The key roles of the excitatory neurotransmitter glutamate and its second messengers, nitric oxide (NO) and cGMP, in long-term potentiation and neural plasticity are well documented. However, complex functions such as memory are likely to require long term changes in synaptic efficacy which require gene expression and protein synthesis. Here we demonstrate that the glutamate receptor agonist, N-methyl-D-aspartic acid (NMDA), nitric oxide (NO) and cGMP each repress expression of the gonadotropin-releasing hormone (GnRH) gene in the hypothalamic cell line, GT1. This repression is dependent upon signals from NMDA receptors activating NO synthase to synthesize NO. In turn NO induces guanylyl cyclase to synthesize cGMP, activating cGMP- dependent protein kinase. Repression requires elevation of calcium because it only occurs in the presence of calcium ionophore or with release of intracellular calcium. Repression also requires protein synthesis. Activation of this pathway specifically represses expression of a reporter gene containing the regulatory region of the GnRH gene in transfected GT1 cells, indicating that repression occurs at the transcriptional level. Furthermore the target for transcriptional repression is a 300 bp neuron-specific enhancer found 1.5 kb upstream of the GnRH gene which is sufficient to confer repression to a heterologous promoter. Thus the NMDA/NO/cGMP neurotransmitter signal transduction pathway controls not only synaptic function but also neuron-specific gene expression.

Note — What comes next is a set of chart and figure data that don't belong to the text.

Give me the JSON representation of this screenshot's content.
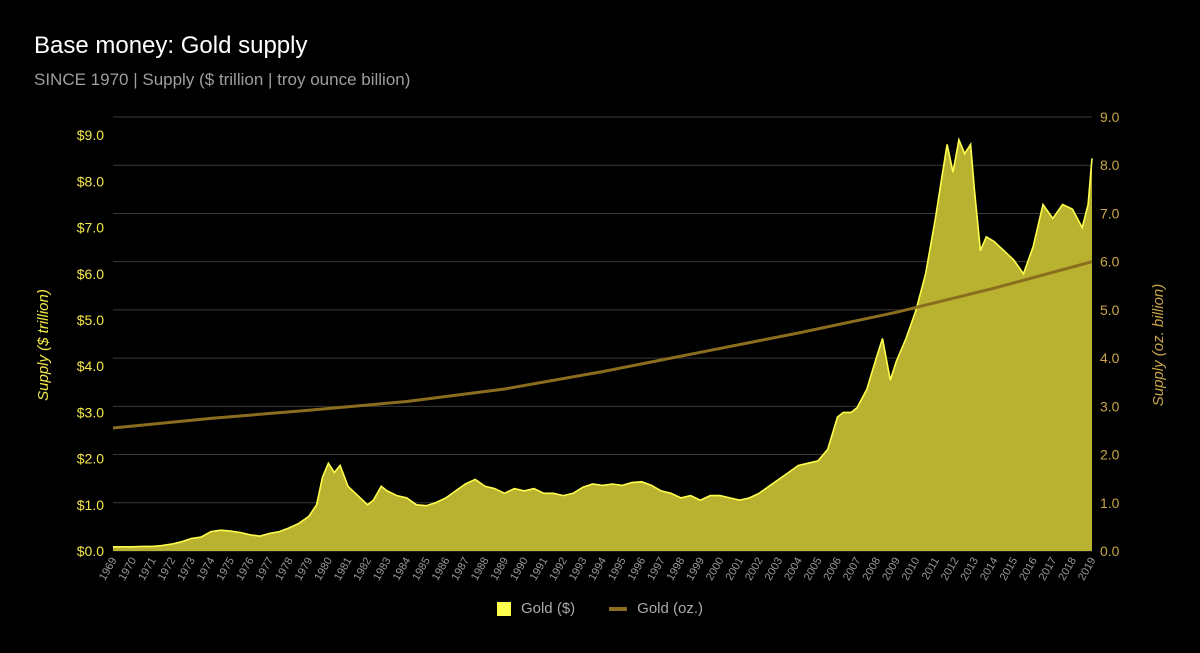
{
  "header": {
    "title": "Base money: Gold supply",
    "subtitle": "SINCE 1970 | Supply ($ trillion | troy ounce billion)"
  },
  "legend": {
    "items": [
      "Gold ($)",
      "Gold (oz.)"
    ]
  },
  "colors": {
    "area_fill": "#b8b230",
    "area_line": "#ffff4d",
    "oz_line": "#8b6d1e",
    "left_axis_text": "#f4e84a",
    "right_axis_text": "#c9a64a",
    "grid": "#3a3a3a",
    "year_text": "#9a9a9a"
  },
  "chart_data": {
    "type": "area",
    "xlabel": "",
    "ylabel_left": "Supply ($ trillion)",
    "ylabel_right": "Supply (oz. billion)",
    "x_categories": [
      "1969",
      "1970",
      "1971",
      "1972",
      "1973",
      "1974",
      "1975",
      "1976",
      "1977",
      "1978",
      "1979",
      "1980",
      "1981",
      "1982",
      "1983",
      "1984",
      "1985",
      "1986",
      "1987",
      "1988",
      "1989",
      "1990",
      "1991",
      "1992",
      "1993",
      "1994",
      "1995",
      "1996",
      "1997",
      "1998",
      "1999",
      "2000",
      "2001",
      "2002",
      "2003",
      "2004",
      "2005",
      "2006",
      "2007",
      "2008",
      "2009",
      "2010",
      "2011",
      "2012",
      "2013",
      "2014",
      "2015",
      "2016",
      "2017",
      "2018",
      "2019"
    ],
    "y_left_range": [
      0,
      9
    ],
    "y_left_ticks": [
      "$0.0",
      "$1.0",
      "$2.0",
      "$3.0",
      "$4.0",
      "$5.0",
      "$6.0",
      "$7.0",
      "$8.0",
      "$9.0"
    ],
    "y_right_range": [
      0,
      9
    ],
    "y_right_ticks": [
      "0.0",
      "1.0",
      "2.0",
      "3.0",
      "4.0",
      "5.0",
      "6.0",
      "7.0",
      "8.0",
      "9.0"
    ],
    "grid": true,
    "legend_position": "bottom",
    "series": [
      {
        "name": "Gold ($)",
        "axis": "left",
        "points": [
          [
            1969.0,
            0.09
          ],
          [
            1970.0,
            0.09
          ],
          [
            1970.5,
            0.1
          ],
          [
            1971.0,
            0.1
          ],
          [
            1971.5,
            0.12
          ],
          [
            1972.0,
            0.15
          ],
          [
            1972.5,
            0.2
          ],
          [
            1973.0,
            0.27
          ],
          [
            1973.5,
            0.3
          ],
          [
            1974.0,
            0.42
          ],
          [
            1974.5,
            0.45
          ],
          [
            1975.0,
            0.43
          ],
          [
            1975.5,
            0.4
          ],
          [
            1976.0,
            0.35
          ],
          [
            1976.5,
            0.32
          ],
          [
            1977.0,
            0.38
          ],
          [
            1977.5,
            0.42
          ],
          [
            1978.0,
            0.5
          ],
          [
            1978.5,
            0.6
          ],
          [
            1979.0,
            0.75
          ],
          [
            1979.4,
            1.0
          ],
          [
            1979.7,
            1.6
          ],
          [
            1980.0,
            1.9
          ],
          [
            1980.3,
            1.7
          ],
          [
            1980.6,
            1.85
          ],
          [
            1981.0,
            1.4
          ],
          [
            1981.5,
            1.2
          ],
          [
            1982.0,
            1.0
          ],
          [
            1982.3,
            1.1
          ],
          [
            1982.7,
            1.4
          ],
          [
            1983.0,
            1.3
          ],
          [
            1983.5,
            1.2
          ],
          [
            1984.0,
            1.15
          ],
          [
            1984.5,
            1.0
          ],
          [
            1985.0,
            0.98
          ],
          [
            1985.5,
            1.05
          ],
          [
            1986.0,
            1.15
          ],
          [
            1986.5,
            1.3
          ],
          [
            1987.0,
            1.45
          ],
          [
            1987.5,
            1.55
          ],
          [
            1988.0,
            1.4
          ],
          [
            1988.5,
            1.35
          ],
          [
            1989.0,
            1.25
          ],
          [
            1989.5,
            1.35
          ],
          [
            1990.0,
            1.3
          ],
          [
            1990.5,
            1.35
          ],
          [
            1991.0,
            1.25
          ],
          [
            1991.5,
            1.25
          ],
          [
            1992.0,
            1.2
          ],
          [
            1992.5,
            1.25
          ],
          [
            1993.0,
            1.38
          ],
          [
            1993.5,
            1.45
          ],
          [
            1994.0,
            1.42
          ],
          [
            1994.5,
            1.45
          ],
          [
            1995.0,
            1.42
          ],
          [
            1995.5,
            1.48
          ],
          [
            1996.0,
            1.5
          ],
          [
            1996.5,
            1.42
          ],
          [
            1997.0,
            1.3
          ],
          [
            1997.5,
            1.25
          ],
          [
            1998.0,
            1.15
          ],
          [
            1998.5,
            1.2
          ],
          [
            1999.0,
            1.1
          ],
          [
            1999.5,
            1.2
          ],
          [
            2000.0,
            1.2
          ],
          [
            2000.5,
            1.15
          ],
          [
            2001.0,
            1.1
          ],
          [
            2001.5,
            1.15
          ],
          [
            2002.0,
            1.25
          ],
          [
            2002.5,
            1.4
          ],
          [
            2003.0,
            1.55
          ],
          [
            2003.5,
            1.7
          ],
          [
            2004.0,
            1.85
          ],
          [
            2004.5,
            1.9
          ],
          [
            2005.0,
            1.95
          ],
          [
            2005.5,
            2.2
          ],
          [
            2006.0,
            2.9
          ],
          [
            2006.3,
            3.0
          ],
          [
            2006.7,
            3.0
          ],
          [
            2007.0,
            3.1
          ],
          [
            2007.5,
            3.5
          ],
          [
            2008.0,
            4.2
          ],
          [
            2008.3,
            4.6
          ],
          [
            2008.7,
            3.7
          ],
          [
            2009.0,
            4.1
          ],
          [
            2009.5,
            4.6
          ],
          [
            2010.0,
            5.2
          ],
          [
            2010.5,
            6.0
          ],
          [
            2011.0,
            7.2
          ],
          [
            2011.3,
            8.0
          ],
          [
            2011.6,
            8.8
          ],
          [
            2011.9,
            8.2
          ],
          [
            2012.2,
            8.9
          ],
          [
            2012.5,
            8.6
          ],
          [
            2012.8,
            8.8
          ],
          [
            2013.0,
            7.8
          ],
          [
            2013.3,
            6.5
          ],
          [
            2013.6,
            6.8
          ],
          [
            2014.0,
            6.7
          ],
          [
            2014.5,
            6.5
          ],
          [
            2015.0,
            6.3
          ],
          [
            2015.5,
            6.0
          ],
          [
            2016.0,
            6.6
          ],
          [
            2016.5,
            7.5
          ],
          [
            2017.0,
            7.2
          ],
          [
            2017.5,
            7.5
          ],
          [
            2018.0,
            7.4
          ],
          [
            2018.5,
            7.0
          ],
          [
            2018.8,
            7.5
          ],
          [
            2019.0,
            8.5
          ]
        ]
      },
      {
        "name": "Gold (oz.)",
        "axis": "right",
        "points": [
          [
            1969,
            2.55
          ],
          [
            1974,
            2.75
          ],
          [
            1979,
            2.92
          ],
          [
            1984,
            3.1
          ],
          [
            1989,
            3.36
          ],
          [
            1994,
            3.72
          ],
          [
            1999,
            4.12
          ],
          [
            2004,
            4.52
          ],
          [
            2009,
            4.95
          ],
          [
            2014,
            5.45
          ],
          [
            2019,
            6.0
          ]
        ]
      }
    ]
  }
}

A neuron-specific enhancer targets expression of the gonadotropin-releasing hormone gene to hypothalamic neurosecretory neurons.

The molecular mechanisms specifying gene expression in individual neurons of the mammalian central nervous system have been difficult to study due to the cellular complexity of the brain and the absence of cultured model systems representing differentiated central nervous system neurons. We have developed clonal, differentiated, neuronal tumor cell lines of the hypothalamic GnRH-producing neurons by targeting tumorigenesis in transgenic mice. These cells (GT1 cells) provide a model system for molecular studies of GnRH gene regulation. Here we present the identification and characterization of a neuron-specific enhancer responsible for directing expression of the rat GnRH gene in GT1 hypothalamic neurons. This approximately 300 base pair (bp) upstream region (-1571 to -1863) confers enhancer activity to a short -173-bp GnRH promoter or to a heterologous promoter only in GT1 cells. The enhancer is bound by multiple GT1 nuclear proteins over its entire length. Deletion of more than 30 bp from either end dramatically reduces activity, and even large internal fragments carrying seven of the eight DNAse I-protected elements show decreased activity. Scanning replacement mutations demonstrate that several of the internal elements are required for activity of the enhancer. Thus, the GnRH gene is targeted to hypothalamic neurons by a complex multicomponent enhancer that relies on the interaction of multiple nuclear-protein binding enhancer elements.